正月早々の出来事
腕時計の調子が悪いので修理に出かけた。
秒針が動かないことを店員さんに伝えるとこれに記入してくれと紙を渡された。私の腕時計は身につけるモノとしては唯一のブランド品なのでそういう儀式が必要なのかと素直に従った。
「そちらのテーブルをご利用ください」の声に振り返ると大きな丸テーブルには若い男性と女性がいた。
椅子に腰掛けて、たくさん項目があるなぁ、と受付用紙を面倒に思った瞬間。若い男性の靴が私のズボンに触れた。
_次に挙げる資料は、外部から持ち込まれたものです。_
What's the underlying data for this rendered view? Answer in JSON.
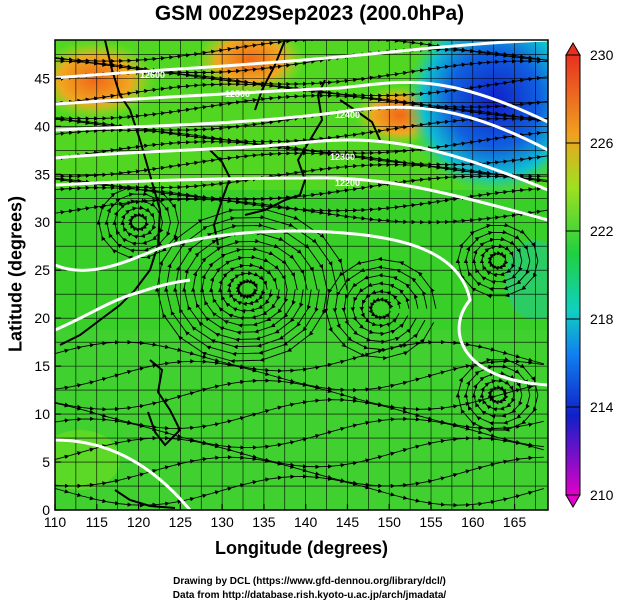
{
  "title": "GSM 00Z29Sep2023 (200.0hPa)",
  "x_label": "Longitude (degrees)",
  "y_label": "Latitude  (degrees)",
  "credits": [
    "Drawing by DCL (https://www.gfd-dennou.org/library/dcl/)",
    "Data from http://database.rish.kyoto-u.ac.jp/arch/jmadata/"
  ],
  "map": {
    "lon_range": [
      110,
      169
    ],
    "lat_range": [
      0,
      49
    ],
    "x_ticks": [
      "110",
      "115",
      "120",
      "125",
      "130",
      "135",
      "140",
      "145",
      "150",
      "155",
      "160",
      "165"
    ],
    "y_ticks": [
      "0",
      "5",
      "10",
      "15",
      "20",
      "25",
      "30",
      "35",
      "40",
      "45"
    ]
  },
  "colorbar": {
    "labels": [
      "230",
      "226",
      "222",
      "218",
      "214",
      "210"
    ],
    "range": [
      210,
      230
    ],
    "colors": [
      "#e800c8",
      "#1020c8",
      "#10c8f0",
      "#20e040",
      "#60e020",
      "#e8d020",
      "#e83020"
    ]
  },
  "contour_labels": [
    "12600",
    "12500",
    "12400",
    "12300",
    "12200"
  ],
  "colors": {
    "temp_warm": "#f08818",
    "temp_mid": "#40d830",
    "temp_cold": "#1030d8",
    "contour": "#ffffff",
    "grid": "#000000"
  }
}
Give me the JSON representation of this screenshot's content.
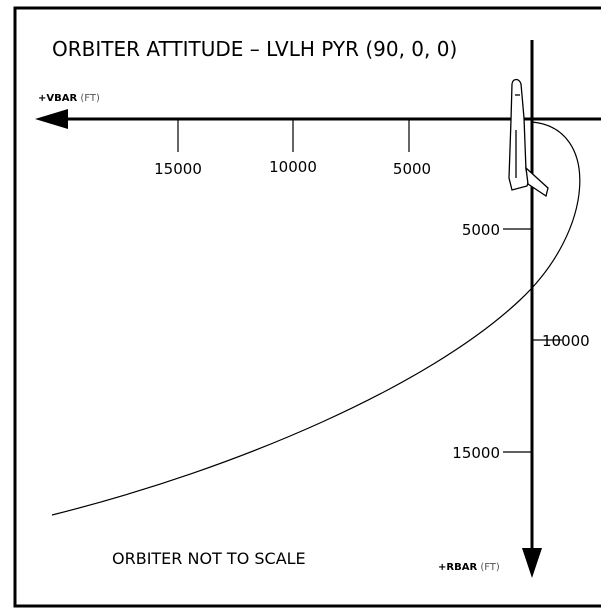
{
  "title": "ORBITER ATTITUDE – LVLH PYR (90, 0, 0)",
  "axes": {
    "vbar": {
      "label": "+VBAR",
      "unit": "(FT)",
      "ticks": [
        "15000",
        "10000",
        "5000"
      ]
    },
    "rbar": {
      "label": "+RBAR",
      "unit": "(FT)",
      "ticks": [
        "5000",
        "10000",
        "15000"
      ]
    }
  },
  "note": "ORBITER NOT TO SCALE"
}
テーブルの下を覗くと足を組んでいて長く伸びた足の黒いエナメルの靴が私の膝元にあった。その瞬間。私はムカッとして持っていた手帳で奴の額を叩いた。
正月早々ロクなことがない。と嘆いても仕方ない。
受付用紙の記入を終えてカウンターに持ってゆくと背後から囁く声が…。
「さっき、見てたわよ」
ん?と振り向くと先ほどのテーブルにいた女性だとわかった。美人だった。どこかで見かけたことのある女優かもしれないとも思った。
「食事でも」と誘われた。
残念ながら初夢はそこで終った。続きを見ようと二度寝をしたけれど駄目だった。